Computers are such a commodity now, however, that it shouldn't hurt as much as it once did to buy two or more to do a job instead of throwing all your money at one big beefy server.  So you could configure one high-reliability server (often with redundant disks and NICs and fans and power supplies, the components most likely to fail) for about $2000, or you could configure two cheaper servers with similar specs for about $1000 each, and build a fully-redundant system where anything, including the mainboard, could break and the service could continue running.

The simplest way to make sure the service could continue running is to set up a Primary/Standby or Master/Backup style system.  Many would consider this a waste, since the standby machine is doing nothing most of the time.  Most people also forget to test the standby machine (particularly if it's turned off as a "cold" standby as opposed to a "hot" standby that stays up and running and keeps its data in sync with the primary), so it's also possible that it breaks first and no one notices until the primary machine fails and then they discover the standby doesn't work either!  So your backup systems can end up giving you a false sense of security unless you go through the trouble of testing your backup systems regularly.  The best scenario would just make this part of regular operations and exercise your fault recovery by actually switching between them every week or so.  It helps to break out of the "primary/standby" terminology and just call them something more generic, like systems A and B.

For running network services, having A and B systems could give you a lot more capability, such as the ability to do zero-downtime A/B deployments, upgrades, etc.  that simply aren't possible on the more expensive single-host system.  But those are topics to dwell on in future sessions.  For now, we just want to make sure our system is fully fault tolerant.  How can we be sure?

Well, you need to be able to take any individual component of your system out, and have the system continue functioning.  The easy way to spot vulnerable components is to look for redundancy.  There should be at least two of everything.  If there's just one of something, chances are that it's a potential single point of failure (SPoF).  You should be able to invite someone to walk up to your system, grab any single box or cable and remove it with no ill effect.  Ideally, this should include:

  • network cables
  • disks
  • entire computer nodes
  • power cable
  • UPS
  • switches and routers
  • network uplinks (can't be much of a service provider if you only have one ISP)

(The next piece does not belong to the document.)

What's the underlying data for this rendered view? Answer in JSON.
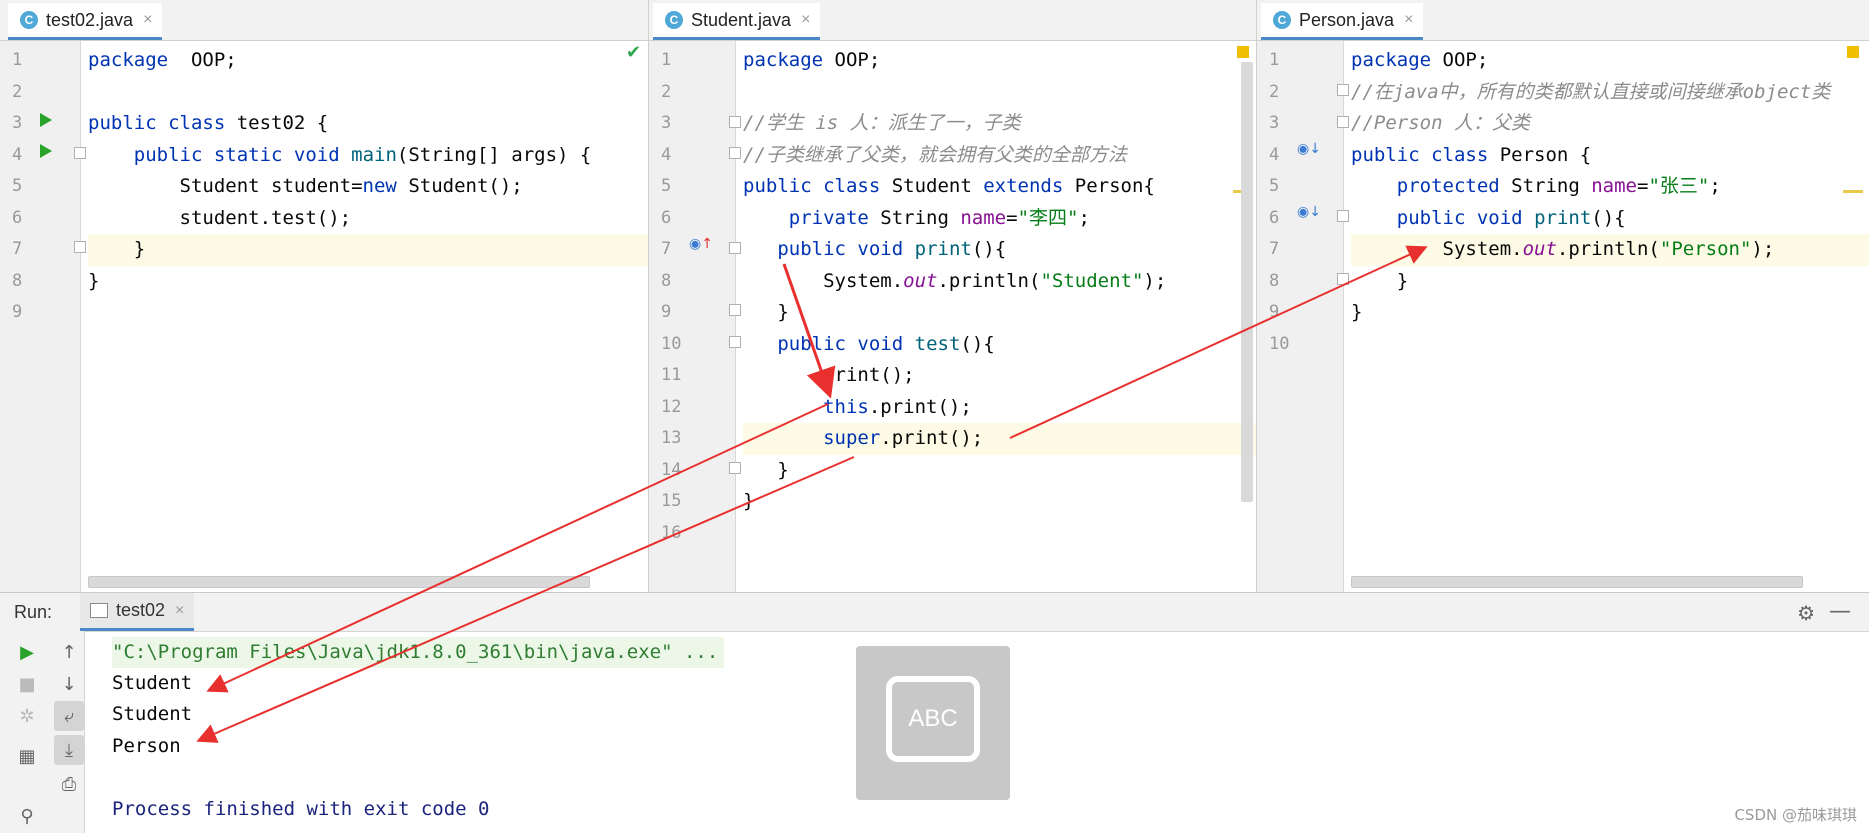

Monitoring and alerting is also key.  If a backup component silently fails, then you no longer have redundancy.  Anything that fails needs to generate an alert to have it fixed.  That needs to be part of the systems fault tolerance validation checklist.

Isn't having two of everything a waste?  Only if the potential downtime from a component failure creates more of a waste of time and effort and equipment to replace.  Parts break.  Think of it as replacing broken parts in advance.  Yes, if you're lucky enough that the parts don't break during the product lifecycle, then you're spending as much as twice as much extra money.  But this is only a waste if you're not creative enough to put the "working spare" parts to good use.

As a side benefit, a redundant system can be maintained without downtime, with components getting replaced or even upgraded while the system continues to operate in a degraded fashion.  This enables High Availability for the system, which we will discuss in the next section.